Medusa

China’s Contribution To Growth Of The U.S. Economy

China is the second largest economy in the world, second only to the U.S. As part of incumbent U.S. President Donald Trump’s electoral campaign, he vowed to review the U.S. engagement with China and prioritize domestic affairs. Since President Trump has taken office, many – including China – have been waiting to see if he will fulfill his promise for reform. A closer look at the levels of economic engagement between the two countries shows, however, that their U.S. and Chinese economies are intertwined on various levels. Both the U.S. and China are dependent on each other’s exports, manpower and consumers.

China and the U.S. first started economic relations as trade partners. The first exchange of American and Chinese goods occurred in 1784 when the Empress of China docked in Guangzhou, China, carrying American-made leather, Ginseng, and cotton. These goods were exchanged for Chinese tea and silk. Since then, both China and the U.S. have adopted policies to ensure the ease and increase of trade between both nations.

Three hundred years later, the relationship between the two countries has evolved into an interdependent supply chain. China, having an unrivalled cost of raw materials, serves as the center of manufacturing for businesses while the U.S., a gateway to affluent markets, serves as the market of final products. Proctor & Gamble (P&G) retired CEO and former head of U.S. – China Business Council explained this rationale stating, “For example, we cannot produce a Pampers diaper at our manufacturing plant in Mehoopany, Pa., ship it 10,800 miles to Shanghai, China, and make it affordable for an average Chinese consumer.”  This setup, thus, not only saves cost for P&G but also provides employment for Chinese nationals and allows consumers to purchase the products at a lower price.
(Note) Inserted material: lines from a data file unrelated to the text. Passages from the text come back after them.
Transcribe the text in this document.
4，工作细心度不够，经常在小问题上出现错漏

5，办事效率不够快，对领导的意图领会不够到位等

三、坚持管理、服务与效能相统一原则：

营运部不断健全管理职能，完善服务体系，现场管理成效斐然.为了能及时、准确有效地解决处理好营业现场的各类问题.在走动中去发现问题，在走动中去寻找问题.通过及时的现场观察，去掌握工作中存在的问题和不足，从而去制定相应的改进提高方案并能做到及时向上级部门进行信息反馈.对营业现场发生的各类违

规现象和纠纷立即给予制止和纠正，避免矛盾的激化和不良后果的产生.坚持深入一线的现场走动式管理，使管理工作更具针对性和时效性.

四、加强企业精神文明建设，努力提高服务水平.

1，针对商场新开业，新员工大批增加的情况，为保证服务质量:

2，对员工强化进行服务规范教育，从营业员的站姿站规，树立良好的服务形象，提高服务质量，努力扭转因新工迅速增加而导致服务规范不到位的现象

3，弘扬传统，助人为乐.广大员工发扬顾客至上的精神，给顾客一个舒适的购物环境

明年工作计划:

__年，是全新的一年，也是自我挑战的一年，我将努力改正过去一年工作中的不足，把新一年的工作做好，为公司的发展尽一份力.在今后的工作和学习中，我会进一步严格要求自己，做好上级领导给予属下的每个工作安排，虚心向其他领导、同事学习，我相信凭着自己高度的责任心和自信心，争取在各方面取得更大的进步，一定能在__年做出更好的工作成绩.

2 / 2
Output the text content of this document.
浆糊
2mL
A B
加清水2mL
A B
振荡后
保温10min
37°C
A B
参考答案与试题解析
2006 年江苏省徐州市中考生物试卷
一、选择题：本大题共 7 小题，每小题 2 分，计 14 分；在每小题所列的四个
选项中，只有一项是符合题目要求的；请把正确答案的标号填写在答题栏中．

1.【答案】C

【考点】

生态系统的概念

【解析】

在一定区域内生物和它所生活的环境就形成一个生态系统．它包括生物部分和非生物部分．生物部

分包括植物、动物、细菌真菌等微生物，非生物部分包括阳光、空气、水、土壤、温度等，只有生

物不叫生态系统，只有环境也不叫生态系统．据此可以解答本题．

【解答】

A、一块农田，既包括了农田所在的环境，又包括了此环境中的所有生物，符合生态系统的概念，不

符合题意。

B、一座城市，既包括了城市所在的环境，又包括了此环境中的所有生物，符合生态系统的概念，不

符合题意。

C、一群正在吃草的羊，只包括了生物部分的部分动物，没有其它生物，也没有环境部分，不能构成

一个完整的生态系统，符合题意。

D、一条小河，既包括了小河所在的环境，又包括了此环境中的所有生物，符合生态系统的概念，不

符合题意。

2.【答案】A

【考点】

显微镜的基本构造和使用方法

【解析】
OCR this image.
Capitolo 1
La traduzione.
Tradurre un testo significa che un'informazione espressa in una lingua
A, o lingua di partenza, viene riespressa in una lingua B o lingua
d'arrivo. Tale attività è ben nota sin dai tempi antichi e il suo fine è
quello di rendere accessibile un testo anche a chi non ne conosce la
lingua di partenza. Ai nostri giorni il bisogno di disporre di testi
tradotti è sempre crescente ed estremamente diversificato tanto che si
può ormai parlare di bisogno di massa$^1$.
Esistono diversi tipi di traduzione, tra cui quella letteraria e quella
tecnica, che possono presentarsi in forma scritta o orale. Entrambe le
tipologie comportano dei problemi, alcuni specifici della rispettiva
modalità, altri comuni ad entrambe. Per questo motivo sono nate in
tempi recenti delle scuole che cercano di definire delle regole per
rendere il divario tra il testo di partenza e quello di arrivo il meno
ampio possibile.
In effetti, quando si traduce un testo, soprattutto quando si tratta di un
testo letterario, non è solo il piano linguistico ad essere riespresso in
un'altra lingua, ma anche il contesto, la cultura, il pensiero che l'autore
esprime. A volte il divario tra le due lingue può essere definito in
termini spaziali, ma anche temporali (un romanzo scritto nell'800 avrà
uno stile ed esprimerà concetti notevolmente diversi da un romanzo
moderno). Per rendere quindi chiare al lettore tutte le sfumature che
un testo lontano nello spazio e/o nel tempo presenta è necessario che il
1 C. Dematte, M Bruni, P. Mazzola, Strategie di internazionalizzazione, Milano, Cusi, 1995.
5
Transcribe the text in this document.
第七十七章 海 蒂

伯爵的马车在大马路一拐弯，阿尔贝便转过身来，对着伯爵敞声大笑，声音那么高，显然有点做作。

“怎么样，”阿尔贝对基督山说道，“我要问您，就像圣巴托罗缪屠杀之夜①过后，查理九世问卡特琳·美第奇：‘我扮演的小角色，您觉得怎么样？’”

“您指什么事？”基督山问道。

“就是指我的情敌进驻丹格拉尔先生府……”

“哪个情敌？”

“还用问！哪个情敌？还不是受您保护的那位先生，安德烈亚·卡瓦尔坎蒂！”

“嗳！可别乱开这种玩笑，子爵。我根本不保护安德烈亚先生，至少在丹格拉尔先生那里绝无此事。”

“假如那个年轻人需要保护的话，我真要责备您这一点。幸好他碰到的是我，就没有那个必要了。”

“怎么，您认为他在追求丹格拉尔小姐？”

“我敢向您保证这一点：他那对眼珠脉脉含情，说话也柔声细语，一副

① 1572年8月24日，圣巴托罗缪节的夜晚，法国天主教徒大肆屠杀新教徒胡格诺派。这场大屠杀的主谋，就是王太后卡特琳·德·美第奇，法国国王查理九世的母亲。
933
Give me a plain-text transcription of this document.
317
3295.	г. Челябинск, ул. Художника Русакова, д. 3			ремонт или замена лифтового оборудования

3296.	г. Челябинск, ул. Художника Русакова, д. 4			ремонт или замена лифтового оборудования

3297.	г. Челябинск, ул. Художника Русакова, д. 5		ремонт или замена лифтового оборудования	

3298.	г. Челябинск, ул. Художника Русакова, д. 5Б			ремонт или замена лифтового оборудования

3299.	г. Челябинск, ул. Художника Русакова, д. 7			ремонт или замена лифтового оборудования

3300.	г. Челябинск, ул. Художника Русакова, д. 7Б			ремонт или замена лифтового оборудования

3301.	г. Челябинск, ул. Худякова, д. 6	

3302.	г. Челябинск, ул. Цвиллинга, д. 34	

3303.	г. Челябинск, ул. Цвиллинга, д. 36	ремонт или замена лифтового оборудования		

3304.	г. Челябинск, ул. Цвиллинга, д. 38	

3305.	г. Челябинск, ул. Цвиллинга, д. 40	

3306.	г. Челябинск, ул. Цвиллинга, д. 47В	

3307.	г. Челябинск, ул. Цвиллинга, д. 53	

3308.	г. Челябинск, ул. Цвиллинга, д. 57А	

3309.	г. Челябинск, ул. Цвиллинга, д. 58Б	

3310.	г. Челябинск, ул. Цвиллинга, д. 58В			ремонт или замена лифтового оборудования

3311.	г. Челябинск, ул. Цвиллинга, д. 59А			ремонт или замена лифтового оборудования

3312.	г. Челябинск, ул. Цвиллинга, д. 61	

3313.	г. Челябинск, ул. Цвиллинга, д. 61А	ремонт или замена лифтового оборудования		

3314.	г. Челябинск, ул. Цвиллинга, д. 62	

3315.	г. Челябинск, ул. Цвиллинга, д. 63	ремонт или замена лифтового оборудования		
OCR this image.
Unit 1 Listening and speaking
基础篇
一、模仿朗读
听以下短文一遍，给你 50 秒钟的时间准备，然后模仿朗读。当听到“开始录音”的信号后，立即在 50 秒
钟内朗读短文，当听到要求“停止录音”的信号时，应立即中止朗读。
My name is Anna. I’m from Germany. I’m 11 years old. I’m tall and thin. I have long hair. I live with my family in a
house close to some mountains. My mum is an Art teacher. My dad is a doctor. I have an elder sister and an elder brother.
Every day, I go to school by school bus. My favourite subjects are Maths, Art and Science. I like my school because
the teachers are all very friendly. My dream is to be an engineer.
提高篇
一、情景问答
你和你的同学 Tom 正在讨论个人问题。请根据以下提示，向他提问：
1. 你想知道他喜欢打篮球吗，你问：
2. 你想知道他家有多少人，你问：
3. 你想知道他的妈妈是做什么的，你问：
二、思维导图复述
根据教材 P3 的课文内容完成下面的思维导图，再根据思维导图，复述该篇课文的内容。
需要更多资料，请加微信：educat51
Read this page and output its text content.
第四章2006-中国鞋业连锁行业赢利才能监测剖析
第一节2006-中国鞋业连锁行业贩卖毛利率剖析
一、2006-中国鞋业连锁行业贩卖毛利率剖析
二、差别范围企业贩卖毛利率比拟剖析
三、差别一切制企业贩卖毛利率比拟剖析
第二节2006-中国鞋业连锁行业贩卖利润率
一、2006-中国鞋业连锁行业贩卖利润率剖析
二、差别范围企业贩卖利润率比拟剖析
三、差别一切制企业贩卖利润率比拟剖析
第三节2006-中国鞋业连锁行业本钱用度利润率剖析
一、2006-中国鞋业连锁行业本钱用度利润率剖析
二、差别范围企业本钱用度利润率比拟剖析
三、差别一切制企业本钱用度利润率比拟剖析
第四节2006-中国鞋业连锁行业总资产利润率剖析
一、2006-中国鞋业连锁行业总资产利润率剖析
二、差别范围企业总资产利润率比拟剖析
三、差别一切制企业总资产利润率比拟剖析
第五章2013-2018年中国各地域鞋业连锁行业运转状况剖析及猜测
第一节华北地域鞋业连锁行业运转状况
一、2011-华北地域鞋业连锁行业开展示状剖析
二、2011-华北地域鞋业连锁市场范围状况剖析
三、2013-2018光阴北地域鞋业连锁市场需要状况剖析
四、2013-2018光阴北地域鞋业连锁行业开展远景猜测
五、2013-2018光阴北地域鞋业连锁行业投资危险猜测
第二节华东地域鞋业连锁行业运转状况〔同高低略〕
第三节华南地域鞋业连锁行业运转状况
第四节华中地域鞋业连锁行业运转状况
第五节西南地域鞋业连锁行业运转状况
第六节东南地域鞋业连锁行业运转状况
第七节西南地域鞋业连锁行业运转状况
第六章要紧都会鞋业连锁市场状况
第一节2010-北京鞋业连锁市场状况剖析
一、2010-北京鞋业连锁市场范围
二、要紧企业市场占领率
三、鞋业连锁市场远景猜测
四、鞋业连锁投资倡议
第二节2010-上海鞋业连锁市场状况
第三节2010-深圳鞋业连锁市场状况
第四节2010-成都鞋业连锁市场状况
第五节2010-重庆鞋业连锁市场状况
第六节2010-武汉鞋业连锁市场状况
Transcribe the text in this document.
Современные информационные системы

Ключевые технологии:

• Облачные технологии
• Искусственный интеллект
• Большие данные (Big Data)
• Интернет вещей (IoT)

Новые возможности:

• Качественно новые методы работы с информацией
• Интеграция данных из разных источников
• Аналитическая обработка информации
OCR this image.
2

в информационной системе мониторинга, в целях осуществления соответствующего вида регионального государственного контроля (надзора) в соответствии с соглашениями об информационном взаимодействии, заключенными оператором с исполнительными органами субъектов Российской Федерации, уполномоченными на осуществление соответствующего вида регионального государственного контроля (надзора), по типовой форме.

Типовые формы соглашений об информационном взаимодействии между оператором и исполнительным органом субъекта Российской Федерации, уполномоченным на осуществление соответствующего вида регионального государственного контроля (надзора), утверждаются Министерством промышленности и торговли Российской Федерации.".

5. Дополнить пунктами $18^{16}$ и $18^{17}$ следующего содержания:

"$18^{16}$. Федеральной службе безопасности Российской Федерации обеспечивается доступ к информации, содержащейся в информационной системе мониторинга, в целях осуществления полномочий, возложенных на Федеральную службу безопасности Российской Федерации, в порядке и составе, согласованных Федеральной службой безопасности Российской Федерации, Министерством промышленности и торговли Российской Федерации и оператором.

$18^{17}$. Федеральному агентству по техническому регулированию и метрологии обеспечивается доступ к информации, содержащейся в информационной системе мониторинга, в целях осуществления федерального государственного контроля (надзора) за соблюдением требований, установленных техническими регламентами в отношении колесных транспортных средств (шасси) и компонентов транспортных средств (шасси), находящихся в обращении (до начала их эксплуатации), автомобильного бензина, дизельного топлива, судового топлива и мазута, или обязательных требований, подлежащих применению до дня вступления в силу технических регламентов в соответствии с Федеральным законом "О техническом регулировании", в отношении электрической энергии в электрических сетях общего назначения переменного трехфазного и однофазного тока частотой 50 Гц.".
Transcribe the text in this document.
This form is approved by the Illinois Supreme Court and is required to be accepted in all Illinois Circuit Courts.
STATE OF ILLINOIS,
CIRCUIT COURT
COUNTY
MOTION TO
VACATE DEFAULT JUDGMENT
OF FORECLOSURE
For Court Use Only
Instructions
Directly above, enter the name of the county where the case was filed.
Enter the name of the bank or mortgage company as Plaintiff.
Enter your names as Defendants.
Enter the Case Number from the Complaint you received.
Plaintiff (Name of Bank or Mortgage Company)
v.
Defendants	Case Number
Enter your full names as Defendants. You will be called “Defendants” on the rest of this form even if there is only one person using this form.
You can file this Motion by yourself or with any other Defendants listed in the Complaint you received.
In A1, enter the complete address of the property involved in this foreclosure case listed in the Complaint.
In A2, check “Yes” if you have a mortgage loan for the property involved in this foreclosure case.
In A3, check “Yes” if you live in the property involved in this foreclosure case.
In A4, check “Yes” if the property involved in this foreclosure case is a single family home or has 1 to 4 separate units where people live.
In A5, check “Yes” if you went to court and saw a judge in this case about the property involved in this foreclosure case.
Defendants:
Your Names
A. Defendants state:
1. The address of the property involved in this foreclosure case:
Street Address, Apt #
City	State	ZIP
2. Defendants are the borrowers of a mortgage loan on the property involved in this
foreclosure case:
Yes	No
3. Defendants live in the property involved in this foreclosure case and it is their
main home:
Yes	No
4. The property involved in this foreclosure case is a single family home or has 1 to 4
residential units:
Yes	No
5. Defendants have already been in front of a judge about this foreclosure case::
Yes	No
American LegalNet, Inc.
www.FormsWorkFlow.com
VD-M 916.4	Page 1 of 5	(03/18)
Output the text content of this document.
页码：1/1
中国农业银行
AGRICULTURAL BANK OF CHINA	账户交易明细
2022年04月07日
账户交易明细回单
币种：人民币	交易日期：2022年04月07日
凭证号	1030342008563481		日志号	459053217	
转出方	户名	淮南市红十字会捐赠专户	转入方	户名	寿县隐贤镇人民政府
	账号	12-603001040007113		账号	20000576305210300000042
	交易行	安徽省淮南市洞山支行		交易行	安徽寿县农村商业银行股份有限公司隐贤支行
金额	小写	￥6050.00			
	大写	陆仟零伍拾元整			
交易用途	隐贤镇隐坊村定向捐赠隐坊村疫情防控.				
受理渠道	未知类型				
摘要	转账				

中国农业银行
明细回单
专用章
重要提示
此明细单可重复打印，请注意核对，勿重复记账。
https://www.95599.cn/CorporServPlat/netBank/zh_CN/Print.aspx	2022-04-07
Interestingly enough, we see today a shift of roles. One example is Shandong Tranlin Paper, a paper making factory based in Virginia, USA, estimated to provide 2,000 jobs by 2020. In 2016, China invested 50 Billion dollars in the U.S., creating over 100,000 jobs. The success of the U.S.-Sino supply chain quickly opened the doors for diversification of teams through expatriation and business travel.

Most multinational companies are comprised of both local and international manpower, most especially in their management. This has allowed local branches to localize marketing, culture, and strategy while maintaining alignment to the global vision. Today, the U.S. makes up 12% of total expatriates living in China. Another way American companies have expanded their markets is through joint ventures, acquisitions, and subsidiaries. Smithfield Foods was bought by Chinese meat producer Shuanghui Group through a deal valued at 7.1 billion dollars. In turn, Five Star, a subsidiary of Best Buy, has grown to be the third-largest consumer electronics retailer in China, and operating in 200 stores and employing over 23,000 people.

The latest and continuously growing trend is for U.S. companies and individuals to set up a branch or full operations in China (and vice versa), thereby increasing jobs and consumer base under one brand. From start-ups to high-end resorts, the positive reception in China’s market has allowed companies such as Reebok, Starbucks, and Caterpillar to expand their global patronage. The same goes for Chinese companies such as Wanxiang and Lenovo. The benefit of this, according to McDonald, is that companies develop their global identity and diversify their revenue stream. The risk, however, is that the actions of one branch will directly influence its global network. As the two nations become more connected, One recent example that American companies should be wary of following is the current backfire on the APA group, a Japanese land developer, for their controversial denial of the Nanjing Massacre thereby sparking increased tensions between the two nations.

Lastly, both economies have become increasingly connected through the authentic interest and investment of their citizens. Both nations have prospered from the increase of students and tourists. In 2014, 1.8 Million Chinese tourists injected $21 Billion into the US economy. That same year, 2 Million Americans visited China, making the U.S. the third largest source of tourists after Japan and South Korea.

Thus, from both the macro and the microeconomic perspective, China and the U.S. are interdependent. Governments, businesses, and citizens have enjoyed the fruits of cooperation between the two countries. Business strategy and capital trends will sustain the relationship of China and the U.S.